After the LSA provided a draft decision several national supervisory agencies (CSAs) objected the findings of the LSA. As consequence, the EDPB adopted a binding decision according to the cooperation mechanism of Art. 65 GDPR. Hence, the LSA was bound to draft a final decision taking into account the conclusions of the EDPB.
The binding decision of the EDPB especially mentioned the opinion of the Italian and German SA. The German SA addressed the aspect of TikTok nudging the user to a setting with a negative effect for their privacy. This was regarded as an infringement of the principle of fairness (Art. 5 (1) GDPR). In addition, the wording of the information and the missing links to this information were not in line with Art. 12 and 13 GDPR.
After the period in question in January 2021, TikTok changed the setting of children to a privacy by default setting.
The DPC fined
the public by default setting with €100 million,
the option for “Family pairing“ with €65 million and
the nudging and the missing information of the public by default setting and the missing information about recipients with €180 million.

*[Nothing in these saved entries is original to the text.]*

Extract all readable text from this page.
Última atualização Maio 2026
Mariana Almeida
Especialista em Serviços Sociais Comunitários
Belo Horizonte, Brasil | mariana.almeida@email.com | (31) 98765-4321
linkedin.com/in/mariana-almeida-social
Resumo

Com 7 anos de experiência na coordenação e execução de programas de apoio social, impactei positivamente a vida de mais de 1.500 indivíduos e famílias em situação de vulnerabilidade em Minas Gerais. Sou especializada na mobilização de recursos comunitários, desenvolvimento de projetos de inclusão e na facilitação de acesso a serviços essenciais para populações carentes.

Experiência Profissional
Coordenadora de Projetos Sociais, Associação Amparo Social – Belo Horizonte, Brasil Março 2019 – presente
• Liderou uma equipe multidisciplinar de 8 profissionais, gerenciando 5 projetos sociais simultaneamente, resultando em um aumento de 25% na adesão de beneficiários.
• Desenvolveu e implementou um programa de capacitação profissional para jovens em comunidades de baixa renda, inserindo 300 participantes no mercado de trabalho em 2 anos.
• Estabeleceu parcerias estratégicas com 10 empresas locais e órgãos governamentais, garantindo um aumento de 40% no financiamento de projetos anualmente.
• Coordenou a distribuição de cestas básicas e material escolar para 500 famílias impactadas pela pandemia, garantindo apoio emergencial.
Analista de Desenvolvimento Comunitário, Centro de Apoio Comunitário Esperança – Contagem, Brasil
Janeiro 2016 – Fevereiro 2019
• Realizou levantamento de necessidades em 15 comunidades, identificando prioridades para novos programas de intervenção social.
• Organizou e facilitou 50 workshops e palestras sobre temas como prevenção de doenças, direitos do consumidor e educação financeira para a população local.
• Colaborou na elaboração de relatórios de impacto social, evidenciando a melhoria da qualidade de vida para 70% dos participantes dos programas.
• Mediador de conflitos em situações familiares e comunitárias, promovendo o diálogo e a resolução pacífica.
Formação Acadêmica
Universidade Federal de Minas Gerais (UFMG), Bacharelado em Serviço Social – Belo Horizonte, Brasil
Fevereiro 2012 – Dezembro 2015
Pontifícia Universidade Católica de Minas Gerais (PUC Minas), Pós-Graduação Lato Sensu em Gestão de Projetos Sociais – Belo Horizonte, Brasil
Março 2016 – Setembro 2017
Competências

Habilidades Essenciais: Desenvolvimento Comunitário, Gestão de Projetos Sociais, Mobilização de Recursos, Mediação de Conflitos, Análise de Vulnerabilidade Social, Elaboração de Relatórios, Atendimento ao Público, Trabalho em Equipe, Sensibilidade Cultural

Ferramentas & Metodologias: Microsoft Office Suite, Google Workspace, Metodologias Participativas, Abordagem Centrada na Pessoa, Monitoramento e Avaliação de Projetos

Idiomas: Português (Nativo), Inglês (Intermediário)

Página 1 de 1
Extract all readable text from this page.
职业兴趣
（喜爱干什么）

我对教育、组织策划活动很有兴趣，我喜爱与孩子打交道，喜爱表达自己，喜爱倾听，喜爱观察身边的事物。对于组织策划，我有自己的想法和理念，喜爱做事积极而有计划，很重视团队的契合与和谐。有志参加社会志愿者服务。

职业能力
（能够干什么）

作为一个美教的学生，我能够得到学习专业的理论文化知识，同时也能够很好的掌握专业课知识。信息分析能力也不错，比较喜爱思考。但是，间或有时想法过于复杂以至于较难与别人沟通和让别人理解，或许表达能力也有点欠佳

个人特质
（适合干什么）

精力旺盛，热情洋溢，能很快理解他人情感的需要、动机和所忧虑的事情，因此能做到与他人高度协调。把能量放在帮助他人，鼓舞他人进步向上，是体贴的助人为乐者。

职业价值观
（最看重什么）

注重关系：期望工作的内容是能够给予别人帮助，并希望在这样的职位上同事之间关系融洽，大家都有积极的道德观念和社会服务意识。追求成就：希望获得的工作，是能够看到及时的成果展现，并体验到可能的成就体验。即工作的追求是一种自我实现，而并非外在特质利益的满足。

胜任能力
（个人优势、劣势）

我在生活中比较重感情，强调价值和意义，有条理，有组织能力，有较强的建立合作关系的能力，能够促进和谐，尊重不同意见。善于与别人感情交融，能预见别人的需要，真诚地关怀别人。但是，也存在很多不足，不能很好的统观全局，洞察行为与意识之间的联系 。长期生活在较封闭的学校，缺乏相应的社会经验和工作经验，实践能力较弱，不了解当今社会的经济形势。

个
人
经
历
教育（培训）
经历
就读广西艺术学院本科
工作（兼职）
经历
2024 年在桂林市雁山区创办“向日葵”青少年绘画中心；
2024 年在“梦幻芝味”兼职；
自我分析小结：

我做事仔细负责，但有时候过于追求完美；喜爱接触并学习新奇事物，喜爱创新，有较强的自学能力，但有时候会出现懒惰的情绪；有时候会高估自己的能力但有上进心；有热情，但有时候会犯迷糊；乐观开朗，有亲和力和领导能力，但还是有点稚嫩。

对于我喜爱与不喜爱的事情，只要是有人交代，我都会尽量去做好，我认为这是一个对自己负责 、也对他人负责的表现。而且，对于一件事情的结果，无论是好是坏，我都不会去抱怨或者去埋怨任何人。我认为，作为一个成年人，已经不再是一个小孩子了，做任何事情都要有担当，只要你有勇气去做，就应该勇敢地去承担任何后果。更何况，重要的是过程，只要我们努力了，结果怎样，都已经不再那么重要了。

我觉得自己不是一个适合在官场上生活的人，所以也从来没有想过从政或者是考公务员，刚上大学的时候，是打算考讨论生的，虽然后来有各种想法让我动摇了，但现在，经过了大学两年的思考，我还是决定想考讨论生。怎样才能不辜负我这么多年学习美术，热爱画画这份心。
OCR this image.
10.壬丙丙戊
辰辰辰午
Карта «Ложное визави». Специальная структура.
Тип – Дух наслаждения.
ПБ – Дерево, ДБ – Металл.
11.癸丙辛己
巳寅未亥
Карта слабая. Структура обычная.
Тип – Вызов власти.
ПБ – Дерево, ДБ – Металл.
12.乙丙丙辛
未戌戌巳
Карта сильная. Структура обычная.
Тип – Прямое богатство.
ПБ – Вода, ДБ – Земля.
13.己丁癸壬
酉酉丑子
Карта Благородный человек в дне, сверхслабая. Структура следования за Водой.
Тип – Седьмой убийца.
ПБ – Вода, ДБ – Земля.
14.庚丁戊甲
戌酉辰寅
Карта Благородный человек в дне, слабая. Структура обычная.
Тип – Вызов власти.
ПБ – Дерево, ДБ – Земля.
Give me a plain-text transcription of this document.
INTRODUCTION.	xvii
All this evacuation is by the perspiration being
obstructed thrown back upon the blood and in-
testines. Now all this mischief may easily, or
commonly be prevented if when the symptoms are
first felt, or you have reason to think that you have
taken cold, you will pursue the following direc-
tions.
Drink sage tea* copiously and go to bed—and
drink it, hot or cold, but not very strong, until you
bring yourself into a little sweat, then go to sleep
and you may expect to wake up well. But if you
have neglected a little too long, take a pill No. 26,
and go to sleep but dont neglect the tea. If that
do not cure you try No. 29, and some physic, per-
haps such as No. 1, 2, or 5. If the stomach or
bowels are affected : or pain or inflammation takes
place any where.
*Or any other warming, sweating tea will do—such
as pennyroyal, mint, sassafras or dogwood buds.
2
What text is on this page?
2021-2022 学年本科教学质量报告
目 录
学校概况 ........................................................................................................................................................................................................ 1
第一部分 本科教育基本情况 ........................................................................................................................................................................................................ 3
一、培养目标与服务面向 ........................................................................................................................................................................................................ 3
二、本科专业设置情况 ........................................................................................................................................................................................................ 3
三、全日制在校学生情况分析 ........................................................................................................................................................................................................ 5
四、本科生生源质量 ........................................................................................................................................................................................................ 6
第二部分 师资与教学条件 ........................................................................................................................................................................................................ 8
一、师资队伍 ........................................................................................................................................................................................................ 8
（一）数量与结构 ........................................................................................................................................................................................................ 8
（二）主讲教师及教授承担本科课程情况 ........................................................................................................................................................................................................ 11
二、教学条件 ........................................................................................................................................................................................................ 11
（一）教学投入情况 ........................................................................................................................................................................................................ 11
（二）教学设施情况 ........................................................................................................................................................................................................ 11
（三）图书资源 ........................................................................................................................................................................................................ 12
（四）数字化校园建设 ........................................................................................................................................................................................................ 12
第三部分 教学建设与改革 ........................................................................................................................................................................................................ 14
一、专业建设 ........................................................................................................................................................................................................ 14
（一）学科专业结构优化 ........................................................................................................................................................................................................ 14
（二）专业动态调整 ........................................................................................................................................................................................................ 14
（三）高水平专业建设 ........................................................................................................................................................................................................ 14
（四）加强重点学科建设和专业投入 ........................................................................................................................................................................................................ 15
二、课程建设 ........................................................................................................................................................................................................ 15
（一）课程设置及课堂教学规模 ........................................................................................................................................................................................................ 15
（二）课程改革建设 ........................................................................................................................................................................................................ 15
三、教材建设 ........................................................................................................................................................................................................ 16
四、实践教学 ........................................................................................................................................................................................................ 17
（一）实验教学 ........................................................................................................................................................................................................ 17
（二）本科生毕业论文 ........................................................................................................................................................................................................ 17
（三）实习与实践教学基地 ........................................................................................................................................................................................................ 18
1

In addition, the DPC imposed an order on TTL to bring these issues in compliance with GDPR.
The Irish DPC regarded the infringement of GDPR solely in parts as willful.
Assessment: Children’s Privacy on TikTok
According to the DPC the risk to children includes physical harm, online grooming or other sexual exploitation, normalisation of sexual comments, risk of social anxiety, self-esteem issues, bullying or peer pressure, access too harmful or inappropriate content and loosing anonymity.1 The DPC regards these risks to be deriving from ‘bad actors’ and not directly from TikTok.
When we open the limited scope of the proceeding to the broader aspect of the Children’s privacy on TikTok we have to take additional issues into account.
What about the tracking of the online-behavior of children? What are the effects on mental health of the TikTok-algorithm and of extensive consume of mini-videos? Has the Chinese regime access to the children’s data tracked by TikTok?
Children are one of the most vulnerable groups in our society and TikTok is the most popular social media service for kids. Within the EU, several million users are children.
This is not just an implementation deficit after 5 years of GDPR. Children are ‘let alone’ on TikTok – in the worst meaning of this term.